1. In aged mice, pharmacological inhibition of NETosis (e.g., with PAD4 inhibitor GSK484) will preserve adrenal capillary density, maintain zona reticularis thickness, and elevate circulating DHEA‑S compared with untreated controls.
2. Genetic depletion of senescent CD8+ T cells (using p16‑3MR transgenic model) will reduce adrenal IFNγ levels, restore StAR expression, and attenuate the age‑related drop in DHEA without altering HPA axis cortisol rhythms.
3. Adrenal‑specific overexpression of pericyte‑protective angiocrine IGF2 will rescue DHEA production in the presence of high NET burden, indicating that vascular support is the critical downstream effector.

Experimental Approach

• Animal models – Use 24‑month‑old C57BL/6 mice; treat subgroups with PAD4 inhibitor, administer p16‑3MR‑induced senolytic clearance, or deliver adrenal‑targeted IGF2 via AAV9.

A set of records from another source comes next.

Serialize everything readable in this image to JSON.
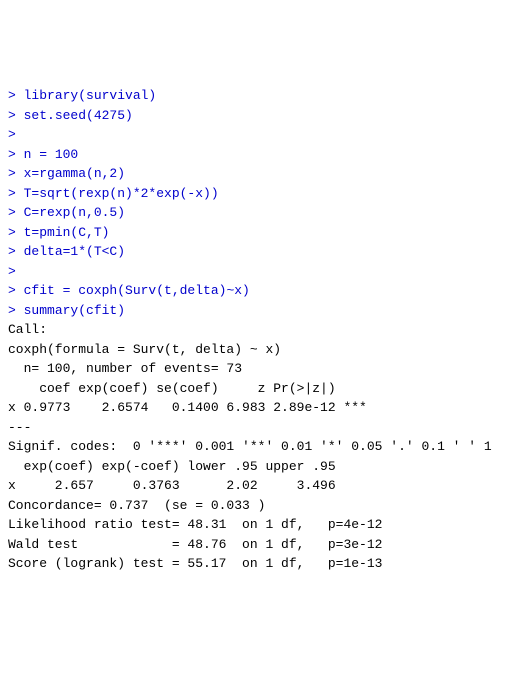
{
  "lines": [
    {
      "prompt": "> ",
      "text": "library(survival)",
      "type": "input"
    },
    {
      "prompt": "> ",
      "text": "set.seed(4275)",
      "type": "input"
    },
    {
      "prompt": "> ",
      "text": "",
      "type": "input"
    },
    {
      "prompt": "> ",
      "text": "n = 100",
      "type": "input"
    },
    {
      "prompt": "> ",
      "text": "x=rgamma(n,2)",
      "type": "input"
    },
    {
      "prompt": "> ",
      "text": "T=sqrt(rexp(n)*2*exp(-x))",
      "type": "input"
    },
    {
      "prompt": "> ",
      "text": "C=rexp(n,0.5)",
      "type": "input"
    },
    {
      "prompt": "> ",
      "text": "t=pmin(C,T)",
      "type": "input"
    },
    {
      "prompt": "> ",
      "text": "delta=1*(T<C)",
      "type": "input"
    },
    {
      "prompt": "> ",
      "text": "",
      "type": "input"
    },
    {
      "prompt": "> ",
      "text": "cfit = coxph(Surv(t,delta)~x)",
      "type": "input"
    },
    {
      "prompt": "> ",
      "text": "summary(cfit)",
      "type": "input"
    },
    {
      "prompt": "",
      "text": "Call:",
      "type": "output"
    },
    {
      "prompt": "",
      "text": "coxph(formula = Surv(t, delta) ~ x)",
      "type": "output"
    },
    {
      "prompt": "",
      "text": "",
      "type": "output"
    },
    {
      "prompt": "",
      "text": "  n= 100, number of events= 73",
      "type": "output"
    },
    {
      "prompt": "",
      "text": "",
      "type": "output"
    },
    {
      "prompt": "",
      "text": "    coef exp(coef) se(coef)     z Pr(>|z|)",
      "type": "output"
    },
    {
      "prompt": "",
      "text": "x 0.9773    2.6574   0.1400 6.983 2.89e-12 ***",
      "type": "output"
    },
    {
      "prompt": "",
      "text": "---",
      "type": "output"
    },
    {
      "prompt": "",
      "text": "Signif. codes:  0 '***' 0.001 '**' 0.01 '*' 0.05 '.' 0.1 ' ' 1",
      "type": "output"
    },
    {
      "prompt": "",
      "text": "",
      "type": "output"
    },
    {
      "prompt": "",
      "text": "  exp(coef) exp(-coef) lower .95 upper .95",
      "type": "output"
    },
    {
      "prompt": "",
      "text": "x     2.657     0.3763      2.02     3.496",
      "type": "output"
    },
    {
      "prompt": "",
      "text": "",
      "type": "output"
    },
    {
      "prompt": "",
      "text": "Concordance= 0.737  (se = 0.033 )",
      "type": "output"
    },
    {
      "prompt": "",
      "text": "Likelihood ratio test= 48.31  on 1 df,   p=4e-12",
      "type": "output"
    },
    {
      "prompt": "",
      "text": "Wald test            = 48.76  on 1 df,   p=3e-12",
      "type": "output"
    },
    {
      "prompt": "",
      "text": "Score (logrank) test = 55.17  on 1 df,   p=1e-13",
      "type": "output"
    },
    {
      "prompt": "",
      "text": "",
      "type": "output"
    }
  ]
}
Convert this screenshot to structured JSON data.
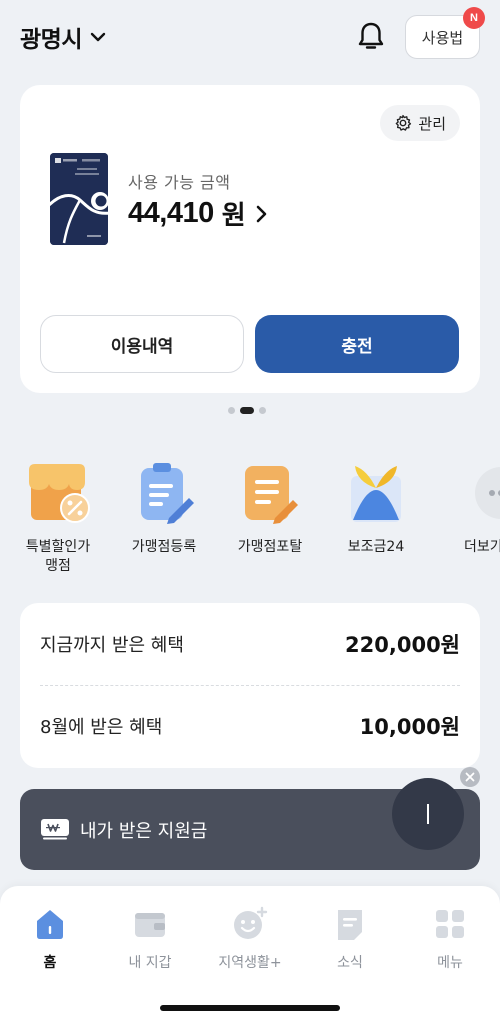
{
  "header": {
    "city": "광명시",
    "howto_label": "사용법",
    "badge": "N"
  },
  "card": {
    "manage_label": "관리",
    "balance_label": "사용 가능 금액",
    "balance_amount": "44,410",
    "balance_unit": "원",
    "history_label": "이용내역",
    "charge_label": "충전",
    "pager": {
      "count": 3,
      "active": 2
    }
  },
  "shortcuts": [
    {
      "label": "특별할인가\n맹점",
      "icon": "store-discount-icon"
    },
    {
      "label": "가맹점등록",
      "icon": "clipboard-pen-icon"
    },
    {
      "label": "가맹점포탈",
      "icon": "document-pen-icon"
    },
    {
      "label": "보조금24",
      "icon": "gift-box-icon"
    },
    {
      "label": "더보기",
      "icon": "more-icon"
    }
  ],
  "benefits": {
    "total_label": "지금까지 받은 혜택",
    "total_value": "220,000원",
    "month_label": "8월에 받은 혜택",
    "month_value": "10,000원"
  },
  "banner": {
    "text": "내가 받은 지원금"
  },
  "tabs": [
    {
      "label": "홈",
      "icon": "home-icon",
      "active": true
    },
    {
      "label": "내 지갑",
      "icon": "wallet-icon",
      "active": false
    },
    {
      "label": "지역생활+",
      "icon": "smile-plus-icon",
      "active": false
    },
    {
      "label": "소식",
      "icon": "news-icon",
      "active": false
    },
    {
      "label": "메뉴",
      "icon": "grid-menu-icon",
      "active": false
    }
  ],
  "colors": {
    "primary": "#2a5ba8",
    "background": "#eef1f5",
    "badge": "#ef4a4a",
    "banner": "#4a4f5c"
  }
}
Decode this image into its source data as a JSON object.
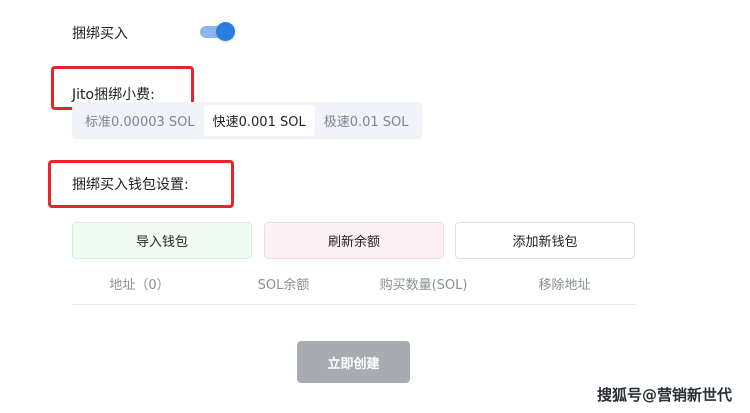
{
  "bundle_buy": {
    "label": "捆绑买入",
    "enabled": true
  },
  "jito_tip": {
    "label": "Jito捆绑小费:",
    "options": [
      "标准0.00003 SOL",
      "快速0.001 SOL",
      "极速0.01 SOL"
    ],
    "selected": "快速0.001 SOL"
  },
  "wallet_settings": {
    "label": "捆绑买入钱包设置:"
  },
  "buttons": {
    "import": "导入钱包",
    "refresh": "刷新余额",
    "add": "添加新钱包"
  },
  "table": {
    "headers": [
      "地址（0）",
      "SOL余额",
      "购买数量(SOL)",
      "移除地址"
    ]
  },
  "create_label": "立即创建",
  "watermark": "搜狐号@营销新世代",
  "colors": {
    "annotation_red": "#e8252b",
    "toggle_blue": "#2a7de1"
  }
}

• Readouts – Quantify adrenal capillary density (CD31 immunostaining), pericyte coverage (NG2+/PDGFRβ+), zona reticularis thickness (histomorphometry), serum DHEA‑S (ELISA), adrenal IFNγ and NET markers (MPO‑DNA complexes), and StAR/CYP17A1 mRNA (qPCR).

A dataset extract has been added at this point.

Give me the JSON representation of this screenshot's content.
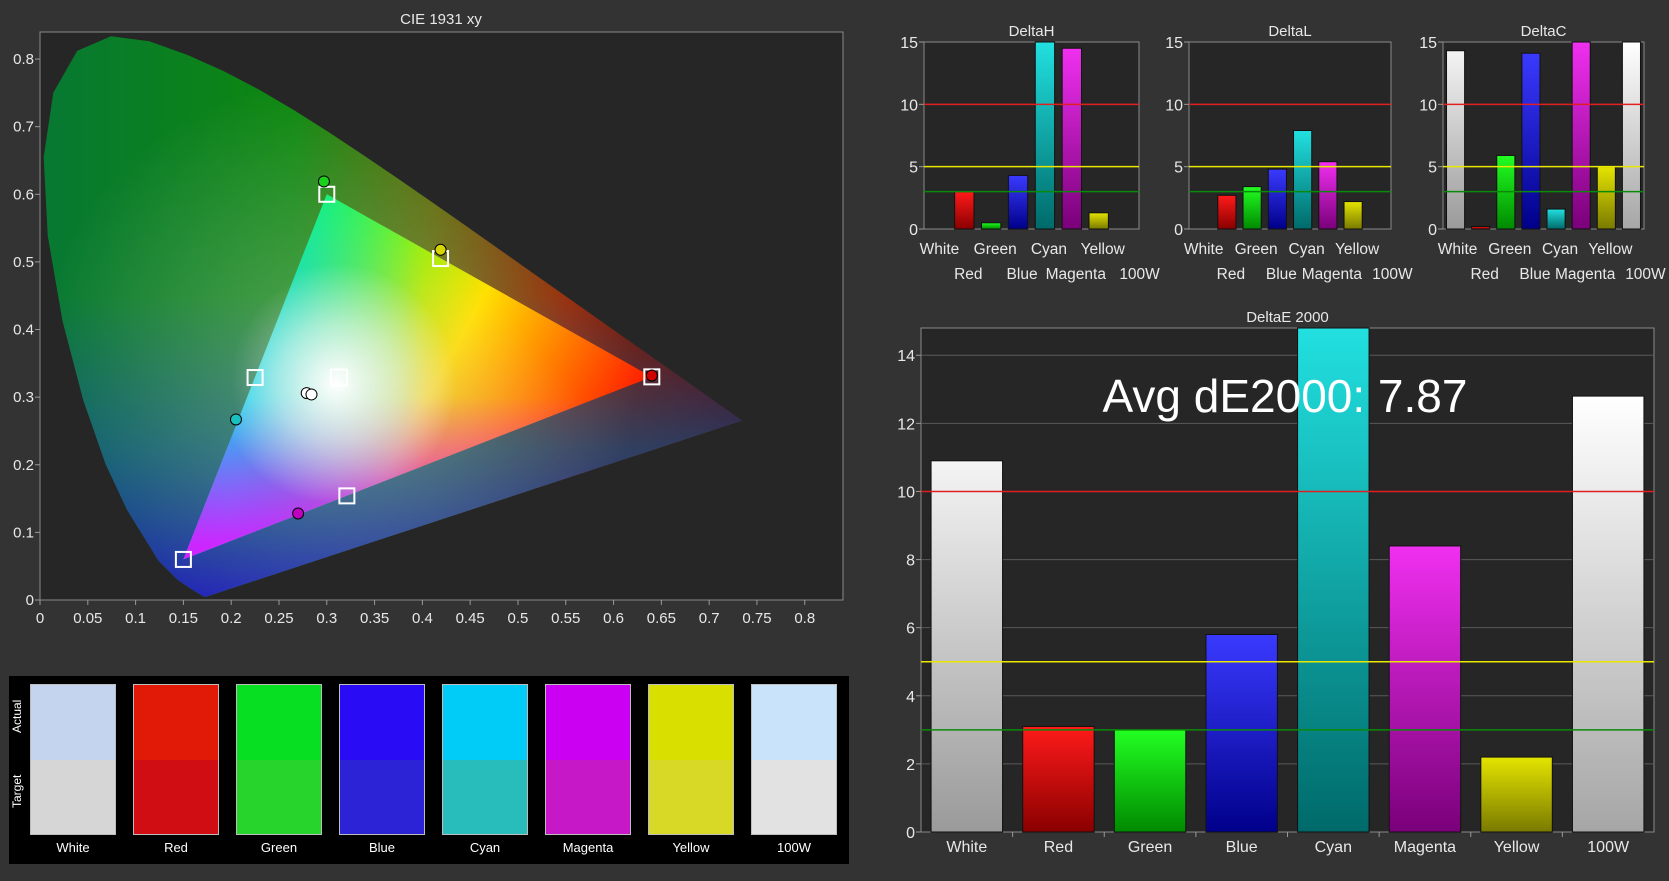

• Controls – Include young (3‑month) mice, vehicle‑treated aged mice, and groups receiving irrelevant IgG or scrambled siRNA.

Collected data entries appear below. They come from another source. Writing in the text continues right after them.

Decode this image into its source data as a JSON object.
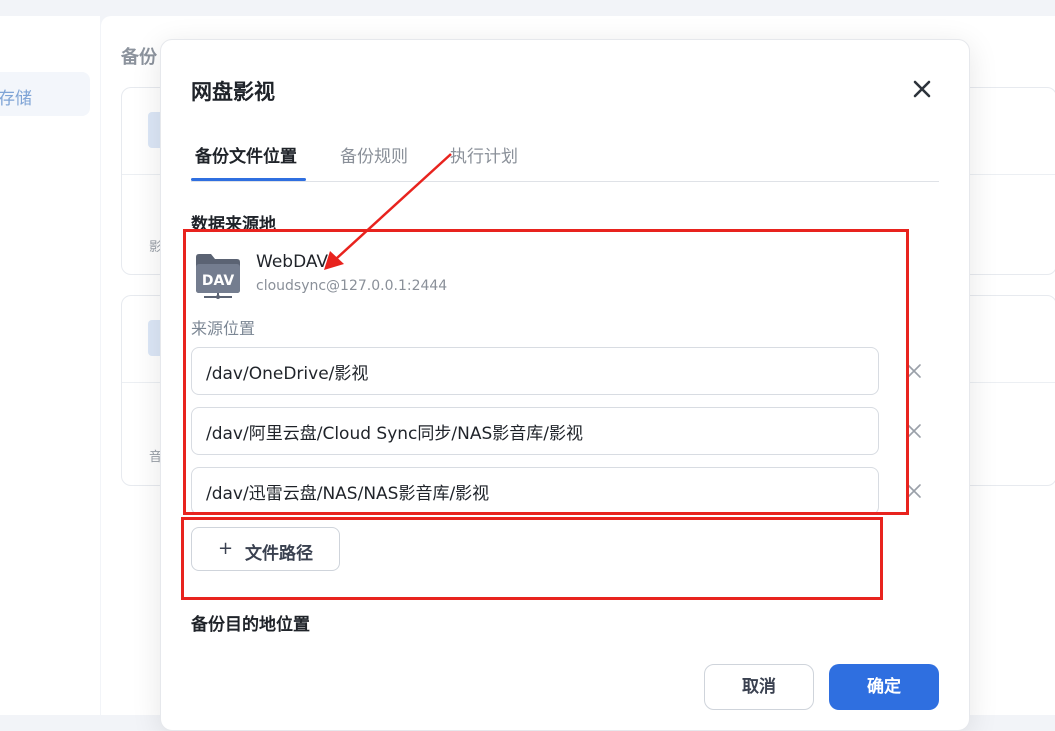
{
  "background": {
    "sidebar_item": "存储",
    "heading": "备份",
    "card1_text": "影",
    "card2_text": "音"
  },
  "dialog": {
    "title": "网盘影视",
    "close_icon": "close-icon",
    "tabs": [
      {
        "label": "备份文件位置",
        "active": true
      },
      {
        "label": "备份规则",
        "active": false
      },
      {
        "label": "执行计划",
        "active": false
      }
    ],
    "source_section_label": "数据来源地",
    "source": {
      "icon_text": "DAV",
      "name": "WebDAV",
      "account": "cloudsync@127.0.0.1:2444"
    },
    "source_location_label": "来源位置",
    "paths": [
      "/dav/OneDrive/影视",
      "/dav/阿里云盘/Cloud Sync同步/NAS影音库/影视",
      "/dav/迅雷云盘/NAS/NAS影音库/影视"
    ],
    "add_path_label": "文件路径",
    "add_path_symbol": "+",
    "destination_section_label": "备份目的地位置",
    "cancel_label": "取消",
    "ok_label": "确定"
  },
  "colors": {
    "accent": "#2f6fe0",
    "annotation": "#e8231e",
    "muted_text": "#8a9099"
  }
}
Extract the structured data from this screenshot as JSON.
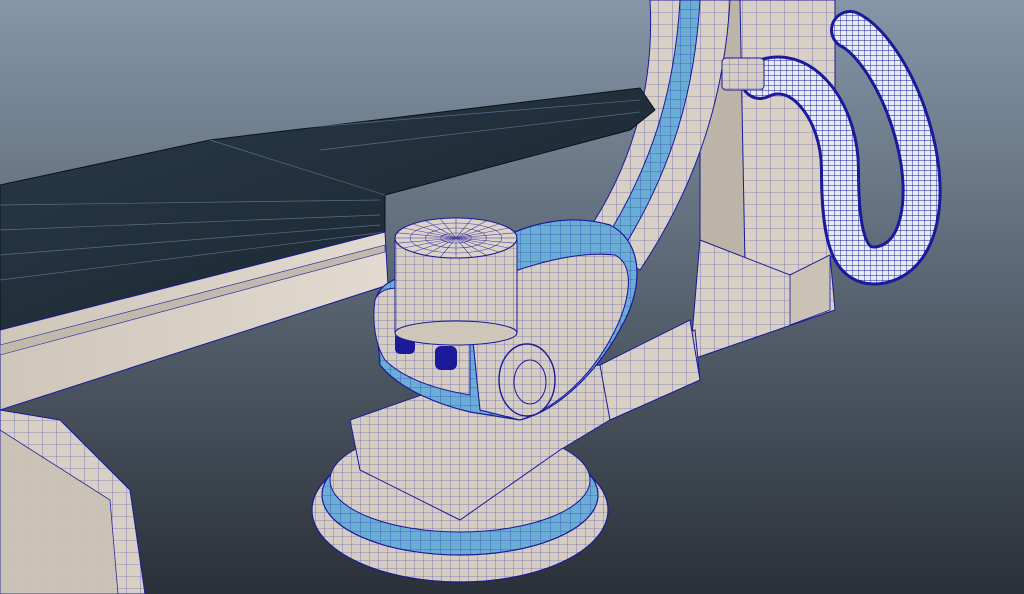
{
  "viewport": {
    "background_top": "#8596a8",
    "background_bottom": "#2a3038",
    "wire_color": "#1a1a9a",
    "surface_light": "#d8cfc4",
    "surface_blue": "#6aaed6",
    "surface_dark": "#1c2a36"
  },
  "scene": {
    "objects": [
      {
        "name": "patient-table",
        "icon": "table-model"
      },
      {
        "name": "c-arm",
        "icon": "c-arm-model"
      },
      {
        "name": "flexible-hose",
        "icon": "hose-model"
      },
      {
        "name": "detector-head",
        "icon": "detector-model"
      },
      {
        "name": "rotating-base",
        "icon": "base-model"
      }
    ]
  }
}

• Statistical plan – Power analysis targeting 80% power to detect a 25% change in DHEA‑S (α=0.05); ANOVA with post‑hoc Tukey.

Falsifiability

If NET inhibition or senescent T‑cell clearance fails to improve adrenal vasculature or DHEA levels despite confirming target engagement, the hypothesis that immune senescence directly drives adrenopause would be refuted, pointing to alternative non‑immune mechanisms.